HLIB analyst Farah Diyana Kamaludin in a note today said that as the management’s focus remains on cost rationalisation initiatives and prudent cash flow management, she expects a stronger FY21 showing on the back of UEM Edgenta’s healthy order book of RM12.2 billion and gradual recovery path post-Covid-19 pandemic.

Meanwhile, Farah noted that UEM Edgenta’s FY20 results with revenue of RM2.0 billion (-15.4% year-on-year) that brought core profit after tax and minority interests (PATMI) to RM45.5 million (-71.3% year-on-year) came in within house expectations but above consensus’.

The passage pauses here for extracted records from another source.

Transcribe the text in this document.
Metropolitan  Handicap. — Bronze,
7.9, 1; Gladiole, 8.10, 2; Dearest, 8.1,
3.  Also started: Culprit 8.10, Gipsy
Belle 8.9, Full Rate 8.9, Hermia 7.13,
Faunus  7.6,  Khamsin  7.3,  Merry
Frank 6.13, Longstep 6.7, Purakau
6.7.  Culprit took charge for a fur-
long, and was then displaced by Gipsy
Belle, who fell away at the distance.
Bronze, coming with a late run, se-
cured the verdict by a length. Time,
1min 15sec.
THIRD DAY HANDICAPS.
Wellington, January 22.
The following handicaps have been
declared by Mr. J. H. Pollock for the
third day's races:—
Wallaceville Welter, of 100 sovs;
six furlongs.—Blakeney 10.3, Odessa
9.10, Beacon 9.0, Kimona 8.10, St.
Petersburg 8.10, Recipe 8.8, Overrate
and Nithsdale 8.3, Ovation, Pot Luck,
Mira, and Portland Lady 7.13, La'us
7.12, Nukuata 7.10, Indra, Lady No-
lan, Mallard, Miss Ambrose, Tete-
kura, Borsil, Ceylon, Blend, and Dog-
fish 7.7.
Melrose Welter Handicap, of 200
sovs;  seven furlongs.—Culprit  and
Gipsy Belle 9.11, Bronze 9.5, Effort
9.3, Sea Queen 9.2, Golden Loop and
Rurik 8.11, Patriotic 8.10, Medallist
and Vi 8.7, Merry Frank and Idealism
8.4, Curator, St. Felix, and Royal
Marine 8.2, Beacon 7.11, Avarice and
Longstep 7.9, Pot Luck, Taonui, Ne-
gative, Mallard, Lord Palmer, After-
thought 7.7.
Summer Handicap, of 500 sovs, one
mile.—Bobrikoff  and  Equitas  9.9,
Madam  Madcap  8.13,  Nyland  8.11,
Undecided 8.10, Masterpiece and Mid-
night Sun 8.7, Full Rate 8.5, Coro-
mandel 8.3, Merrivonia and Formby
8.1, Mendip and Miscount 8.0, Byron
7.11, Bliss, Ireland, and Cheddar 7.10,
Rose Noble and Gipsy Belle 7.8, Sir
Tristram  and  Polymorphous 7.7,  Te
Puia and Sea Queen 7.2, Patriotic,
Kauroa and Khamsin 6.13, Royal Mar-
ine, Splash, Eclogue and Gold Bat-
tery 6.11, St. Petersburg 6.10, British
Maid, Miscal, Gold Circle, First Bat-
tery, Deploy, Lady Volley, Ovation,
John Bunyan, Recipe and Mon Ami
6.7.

In a recent briefing for analysts, the company unveiled its new drive on Edgenta of The Future 2025 (EoTF 2025), whereby UEM Edgenta would be positioning into a technology-enabled solutions company with a prime focus on healthcare and infrastructure as the company aims for digitalization in all aspects of its business.

According to Farah, for the first two phases, the company would be focusing on digital healthcare, QuickMed and infrastructure road asset management system.

“Also, cost control and efficiency savings through automation and mechanisation is estimated to bring about RM100 million of operational cost savings over the next five years,” she added.

Furthermore, Farah highlighted that UEM Edgenta also aims to expand its footprint into high growth markets in Pan Malaysia, Southeast Asia and Gulf Cooperation Council (GCC).

However, the research house maintained its "buy" rating on the stock at RM1.72 and kept its earnings forecast unchanged.

At the time of writing, UEM Edgenta shares were up one sen or 0.58% at RM1.73, with a market capitalisation of RM1.44 billion.